Fue en la época de Gorbachov cuando tuve ocasión de visitar el espléndido Museo del Hermitage de Leningrado. Eran tiempos de perestroika y glasnost, a palo seco, que no llevaban muy bien los rusos quienes disfrutan de lo lindo cuando se juntan en parranda de Baco.
En Madrid tenemos la ocasión de disfrutar en el Museo del Prado de una exposición temporal de fondos del Hermitage del hoy San Petersburgo. Hasta allí dirigí mis pasos, acompañado de mi hija, en una fresca mañana del otoño madrileño. Pedro el Grande y Catalina II nos reciben a la entrada en dos magníficos retratos que te inician en el ambiente palaciego de la corte de los Zares. A continuación las piezas arqueológicas de tribus nómadas siberianas y de los Escitas de los siglos V y IV a.C muestran el grado de desarrollo de la orfebrería y las influencias griegas en estos últimos.
La pintura completa las salas siguientes con obras notables como el Tañedor de Laud de Caravaggio o San Sebastian de Tiziano. Los lienzos se complementan con esculturas, alguna de ellas como La Magdalena de Canova que confirma mi pasión por la escultura, no muy abundante en el Prado.
Cierra la exposición la sala de impresionistas, post-impresionistas y abstractos, entre los que destacaría la Mujer con sombrero negro de Kees Van Doongen y la luminosidad, simbología y tamaño de la Composición VI del genio del arte abstracto Wasily Kandinsky que cierra la sala y que alabaría Clement Greenberg. Al girarnos, ya para salir, nos sorprende al lado de la puerta el pequeño Cuadro Negro de Malevich, que no te deja indiferente en su cumbre del suprematismo: la supremacía de la nada y el mundo de la no representación. En mi caso, tanta abstracción incita un poco al materialismo qué me llama para recuperar fuerzas con un frugal viático, a la vista de la hora.

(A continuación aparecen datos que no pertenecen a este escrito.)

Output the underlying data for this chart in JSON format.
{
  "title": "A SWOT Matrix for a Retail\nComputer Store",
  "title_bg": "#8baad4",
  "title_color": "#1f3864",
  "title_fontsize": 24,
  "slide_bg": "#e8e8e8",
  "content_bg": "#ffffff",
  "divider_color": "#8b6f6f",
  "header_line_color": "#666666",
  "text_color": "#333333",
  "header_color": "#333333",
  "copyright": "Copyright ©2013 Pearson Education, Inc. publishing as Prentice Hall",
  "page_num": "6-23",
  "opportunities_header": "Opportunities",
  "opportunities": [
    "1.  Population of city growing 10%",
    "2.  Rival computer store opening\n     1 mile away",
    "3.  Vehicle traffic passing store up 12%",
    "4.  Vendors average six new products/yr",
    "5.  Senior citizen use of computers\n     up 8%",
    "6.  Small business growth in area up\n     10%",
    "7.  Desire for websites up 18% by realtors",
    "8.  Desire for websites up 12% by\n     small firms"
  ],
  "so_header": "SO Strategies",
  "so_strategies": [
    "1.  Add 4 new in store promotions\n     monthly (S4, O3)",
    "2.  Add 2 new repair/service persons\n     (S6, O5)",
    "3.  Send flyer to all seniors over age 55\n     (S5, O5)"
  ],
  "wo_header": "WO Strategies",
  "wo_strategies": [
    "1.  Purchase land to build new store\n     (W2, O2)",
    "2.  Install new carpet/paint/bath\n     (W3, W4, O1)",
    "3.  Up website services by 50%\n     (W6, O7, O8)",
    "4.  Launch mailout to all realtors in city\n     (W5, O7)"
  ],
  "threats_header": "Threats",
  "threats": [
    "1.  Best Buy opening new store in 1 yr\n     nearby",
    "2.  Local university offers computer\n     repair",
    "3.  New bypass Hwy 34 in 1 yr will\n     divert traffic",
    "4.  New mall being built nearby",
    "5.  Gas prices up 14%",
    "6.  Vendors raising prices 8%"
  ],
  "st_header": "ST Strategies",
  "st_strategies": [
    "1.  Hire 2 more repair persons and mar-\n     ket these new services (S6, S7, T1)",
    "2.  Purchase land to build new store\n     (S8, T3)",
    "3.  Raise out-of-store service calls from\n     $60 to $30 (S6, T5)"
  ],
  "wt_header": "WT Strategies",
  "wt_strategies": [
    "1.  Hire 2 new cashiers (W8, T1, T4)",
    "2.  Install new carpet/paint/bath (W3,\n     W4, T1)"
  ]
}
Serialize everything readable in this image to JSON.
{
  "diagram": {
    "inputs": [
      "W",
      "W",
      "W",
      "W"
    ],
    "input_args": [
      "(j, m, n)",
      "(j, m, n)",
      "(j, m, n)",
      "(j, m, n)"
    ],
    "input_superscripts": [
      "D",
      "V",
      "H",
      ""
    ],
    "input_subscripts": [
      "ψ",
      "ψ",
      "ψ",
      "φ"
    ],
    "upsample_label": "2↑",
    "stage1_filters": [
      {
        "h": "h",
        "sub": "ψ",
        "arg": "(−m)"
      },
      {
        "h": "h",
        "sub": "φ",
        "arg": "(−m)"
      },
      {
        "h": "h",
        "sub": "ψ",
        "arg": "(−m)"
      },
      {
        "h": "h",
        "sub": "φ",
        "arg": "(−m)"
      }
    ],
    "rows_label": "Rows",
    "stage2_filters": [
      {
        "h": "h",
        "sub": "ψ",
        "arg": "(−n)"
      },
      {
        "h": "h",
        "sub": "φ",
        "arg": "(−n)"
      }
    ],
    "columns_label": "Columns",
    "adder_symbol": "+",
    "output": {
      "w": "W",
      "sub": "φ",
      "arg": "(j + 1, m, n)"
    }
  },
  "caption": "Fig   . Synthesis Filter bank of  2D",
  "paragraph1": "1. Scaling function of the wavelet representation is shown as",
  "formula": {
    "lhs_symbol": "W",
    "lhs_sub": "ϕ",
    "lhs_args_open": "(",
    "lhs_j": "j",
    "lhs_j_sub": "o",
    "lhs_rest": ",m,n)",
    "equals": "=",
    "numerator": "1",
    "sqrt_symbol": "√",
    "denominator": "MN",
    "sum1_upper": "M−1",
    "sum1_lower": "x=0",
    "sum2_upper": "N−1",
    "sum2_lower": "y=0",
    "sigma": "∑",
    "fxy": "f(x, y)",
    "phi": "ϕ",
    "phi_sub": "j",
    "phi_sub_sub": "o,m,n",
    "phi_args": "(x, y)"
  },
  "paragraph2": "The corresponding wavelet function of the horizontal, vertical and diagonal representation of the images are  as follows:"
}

En el paseo de regreso a recoger el coche un letrero de cerámica en la esquina de Casado del Alisal con Moreto llama mi atención, pues reza “CASA DE GALICIA”, así que oigo la llamada de la tierra: "airiños, airiños aires, airiños da miña terra...." y me digo: - “ahí vamos a celebrar la exposición”. En la vacía y amplia entrada solo un guardia de seguridad nos observa inquisitivo, y le digo a mi hija: -“creo que nos quedamos sin pulpo”, y pregunto al vigilante: -“oyó… ¿dónde está el Restaurante? El sorprendido vigilante me explica que aquello es la Delegación de la Xunta de Galicia y que allí no hay restaurante. “Pero en la puerta pone CASA DE GALICIA” “entonces… ¿aquí no hay empanada?” pregunto; “no, no” añade el amable y paciente vigilante; “que pena, no estaría mal” digo yo, a lo que él asiente mientras sonrie. Total, que me voy a palo seco, como los rusos con Gorbachov pero con el frescor del "Diluvio Universal" (Composición VI) de Kandinsky.
Al regreso a casa me entero por la página web que el edificio es el Palacio de Amezúa, adquirido por la Xunta en 1992. Quince personas componen el elenco laboral de la Delegación, me imagino que sin contar un par de conductores que se veían en el garaje en donde lucían tres Audi. Una rápida reingeniería de procesos mental, a la vista de las funciones que tiene, me hace dudar de la necesidad de este organismo en la actual situación económica: un Palacio en propiedad en pleno barrio de los Austrias, una abundante plantilla y una pequeña flota de automóviles de gama alta. En fin, solo espero que no sea igual con todas las Comunidades Autónomas, y me pregunto si los gallegos (incluyendo en esta ocasión a los de Ferrol, sin que sirva de precedente) necesitamos representar nuestros intereses en la Corte con un organismo semejante y si no hay alternativas más económicas.